10.02.08,Raandom Thoughts. A heinous racket!

A heinous racket! Whether this is common or merely in one hospital in Northern Ireland, I am unable to say as I have not researched it, but heinous it certainly is. A young woman, heavily pregnant and with a serious lung complaint had been sent to the hospital for attention. She entered the car parking area drove round for half an hour not finding anywhere to park and in desperation parked in the empty area for handicapped drivers. She then rushed to the hospital. When she came out she found her car clamped, any explanation fell on deaf ears and she was fined 50 or £60. But it is evident this is a racket, because it also is not the first instance. Let us examine the sequence. The car was allowed to enter the parking spaces, while there were a number of empty spaces for the handicapped, there was none for those who hadn’t a blue badge. To get out of the parking lot one required to take one’s parking ticket into the hospital and pay for parking at that point. So she would have had to leave her car somewhere to go and pay for a ticket to get out. If the disabled parking spaces had not been included in the overall parking facility, then the barrier would not have allowed her in, so the fault lay with the parking organisation. The fact that it had happened more than once was a clear indication that one must assume those in real authority, were never informed by the man collecting the £60. It is unlikely that he ever passed that £60 on to his employer, otherwise this farce could not have been repeated.

Censorship. Away back in the dark ages I used to think that the censorship of films and radio programmes was carried to ludicrous extremes. Today I believe there is a strong case for some form of uniformity in the standards of entertainment. Before I go further let me remind you that I spent nearly 5 years on the lower deck of the Royal Navy, and worked in one of the toughest industries, heavy engineering, and so I’m not highly sensitive to crude comment and bad language to the extent that swear words are inserted between syllables in a word.

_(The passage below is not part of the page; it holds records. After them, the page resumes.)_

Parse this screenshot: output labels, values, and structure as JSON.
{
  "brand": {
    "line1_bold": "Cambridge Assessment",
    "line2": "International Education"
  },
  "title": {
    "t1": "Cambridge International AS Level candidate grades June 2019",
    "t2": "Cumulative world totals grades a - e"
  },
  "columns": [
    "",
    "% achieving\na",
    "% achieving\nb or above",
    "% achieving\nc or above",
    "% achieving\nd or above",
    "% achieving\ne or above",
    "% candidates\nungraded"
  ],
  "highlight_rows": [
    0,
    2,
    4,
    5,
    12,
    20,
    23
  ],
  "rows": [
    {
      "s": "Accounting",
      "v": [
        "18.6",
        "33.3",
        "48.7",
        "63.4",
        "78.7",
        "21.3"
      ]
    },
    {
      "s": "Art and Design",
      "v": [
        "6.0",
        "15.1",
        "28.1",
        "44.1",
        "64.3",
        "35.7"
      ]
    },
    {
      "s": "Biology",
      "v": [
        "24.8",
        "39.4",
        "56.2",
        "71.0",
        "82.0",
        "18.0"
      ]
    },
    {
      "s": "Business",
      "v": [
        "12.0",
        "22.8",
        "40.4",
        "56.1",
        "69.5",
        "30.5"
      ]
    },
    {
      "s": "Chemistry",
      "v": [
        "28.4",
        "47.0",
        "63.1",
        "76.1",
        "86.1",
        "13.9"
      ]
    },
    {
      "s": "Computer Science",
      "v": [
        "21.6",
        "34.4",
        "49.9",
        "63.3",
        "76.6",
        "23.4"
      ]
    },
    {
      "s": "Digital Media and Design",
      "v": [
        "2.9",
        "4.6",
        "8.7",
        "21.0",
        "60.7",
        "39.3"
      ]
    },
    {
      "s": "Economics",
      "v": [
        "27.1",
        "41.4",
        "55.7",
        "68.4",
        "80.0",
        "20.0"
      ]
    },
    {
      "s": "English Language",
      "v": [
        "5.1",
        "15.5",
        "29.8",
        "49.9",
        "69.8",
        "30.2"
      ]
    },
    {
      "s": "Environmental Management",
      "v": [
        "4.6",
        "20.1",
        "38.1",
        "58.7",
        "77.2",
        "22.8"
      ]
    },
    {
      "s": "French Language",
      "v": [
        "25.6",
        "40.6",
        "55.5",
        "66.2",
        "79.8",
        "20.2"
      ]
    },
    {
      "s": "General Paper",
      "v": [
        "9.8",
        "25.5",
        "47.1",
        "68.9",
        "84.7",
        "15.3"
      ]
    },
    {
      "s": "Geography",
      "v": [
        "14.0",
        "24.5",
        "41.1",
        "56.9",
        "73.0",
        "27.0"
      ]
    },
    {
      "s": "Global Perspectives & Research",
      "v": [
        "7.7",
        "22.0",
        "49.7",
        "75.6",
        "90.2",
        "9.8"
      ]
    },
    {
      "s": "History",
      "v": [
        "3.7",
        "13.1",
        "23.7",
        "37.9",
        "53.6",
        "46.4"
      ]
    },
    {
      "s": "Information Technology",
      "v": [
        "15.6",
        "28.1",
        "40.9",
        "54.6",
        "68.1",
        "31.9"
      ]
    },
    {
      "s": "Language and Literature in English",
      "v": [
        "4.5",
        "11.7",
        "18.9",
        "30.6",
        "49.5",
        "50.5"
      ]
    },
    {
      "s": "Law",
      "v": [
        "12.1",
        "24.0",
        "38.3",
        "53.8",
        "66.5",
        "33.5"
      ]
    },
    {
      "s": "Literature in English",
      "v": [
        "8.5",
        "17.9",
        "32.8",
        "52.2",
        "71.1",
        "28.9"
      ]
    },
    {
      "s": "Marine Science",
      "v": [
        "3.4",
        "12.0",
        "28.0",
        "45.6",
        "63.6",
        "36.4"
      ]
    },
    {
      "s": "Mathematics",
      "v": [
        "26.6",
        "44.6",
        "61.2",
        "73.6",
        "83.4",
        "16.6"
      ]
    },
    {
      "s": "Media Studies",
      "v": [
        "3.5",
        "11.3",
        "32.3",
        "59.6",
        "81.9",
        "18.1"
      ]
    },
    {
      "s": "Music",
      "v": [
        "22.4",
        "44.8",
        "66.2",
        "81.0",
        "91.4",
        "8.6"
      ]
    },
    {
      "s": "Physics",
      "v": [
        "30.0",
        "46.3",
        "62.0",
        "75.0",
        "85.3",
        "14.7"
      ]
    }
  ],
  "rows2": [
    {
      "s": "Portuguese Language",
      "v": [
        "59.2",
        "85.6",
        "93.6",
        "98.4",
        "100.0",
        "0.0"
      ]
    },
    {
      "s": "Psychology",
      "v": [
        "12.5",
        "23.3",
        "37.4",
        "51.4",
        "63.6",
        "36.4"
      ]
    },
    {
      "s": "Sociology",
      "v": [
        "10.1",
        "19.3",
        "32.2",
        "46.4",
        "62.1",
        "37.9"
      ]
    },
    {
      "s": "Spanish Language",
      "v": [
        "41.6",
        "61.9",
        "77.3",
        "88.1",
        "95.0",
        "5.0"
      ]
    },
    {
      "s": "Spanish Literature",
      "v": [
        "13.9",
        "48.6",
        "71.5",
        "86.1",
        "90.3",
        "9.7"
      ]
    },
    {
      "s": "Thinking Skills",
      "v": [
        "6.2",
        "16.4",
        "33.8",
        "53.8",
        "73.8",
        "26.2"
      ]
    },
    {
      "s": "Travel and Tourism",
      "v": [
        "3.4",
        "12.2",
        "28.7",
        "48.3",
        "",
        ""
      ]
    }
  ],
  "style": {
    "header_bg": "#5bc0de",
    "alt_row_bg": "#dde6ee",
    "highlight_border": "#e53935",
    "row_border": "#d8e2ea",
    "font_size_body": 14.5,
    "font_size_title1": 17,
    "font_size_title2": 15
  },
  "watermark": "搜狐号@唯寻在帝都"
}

Some years ago there was a film called Shaft, presenting the exploits of an Afro American detective. The one thing it did not contain was racism. Yesterday on TV was a programme entitled Shaft, in which a very unpleasant excessively rich young man, to the amusement of his excessively rich friends, did his best to annoy an Afro American who had come into the bar. This ultimately resulted in the Afro-American being beaten up and killed, and the young man having his nose broken, gratuitously, by an Afro American policeman. From that point on the steady flow of bad language, and arrant racism would probably have shocked some of my naval colleagues, and the actual violence was not only excessive from every angle, the outcome of the actions was impossible. For example at the request of an Afro American young woman, whose child was being bullied by the head of an Afro-American gang, the same policeman pistol whipped the boy who was the head of the gang, across the mouth with such force that it would have broken his jaw at the first attempt, but he did this four times and the boy was still able to speak. I believe this level of filthy language, racism and excessive violence is becoming a standard feature in films coming out of America, and they appear to be vying, one with another, to be more disgusting and more violent. I’m no prude, but it is time, in view of the violence in our schools on our streets, that it is not portrayed as the norm.

Music and especially Jazz. I was brought up in the 30s with a gramophone having a huge bell speaker playing classical music, and the latest hits. Always I have collected music, from opera to bop, classics to syncopation. My daughter encouraged me to listen to music on Sky TV, but I found it impossible to find any station playing music that had a melody. Jazz, people like Art Tatum and Charlie Parker have always been beyond me, because I like a melody, at least in the opening bars, what they do with it after that I find interesting, but don’t always understand. I have really never understood opera, I love the arias and those choral sections, but what is sung in between in a foreign language I’m afraid, leaves me cold. So I do not understand some of the frenetic, and totally un-melodic, alleged music, which is so prevalent, and apparently so repetitive today. Some is wonderful, and well worth listening to, but it is the majority that I’m complaining about. Rap is an alien, Afro-American culture, which I cannot appreciate as an art form. The first two or three when I heard it I thought were clever, but no longer. Big band sounds, constructive jazz, and country and western, all have their place, will live forever, along with the classics, even becoming classics, but I believe the sell by date of some of what is produced today is the day after it was produced. It is an assembly line of the get rich quick, at the expense of the lives of those young people who believe they have a future in music, but are quickly dumped, when another young ingenue comes along.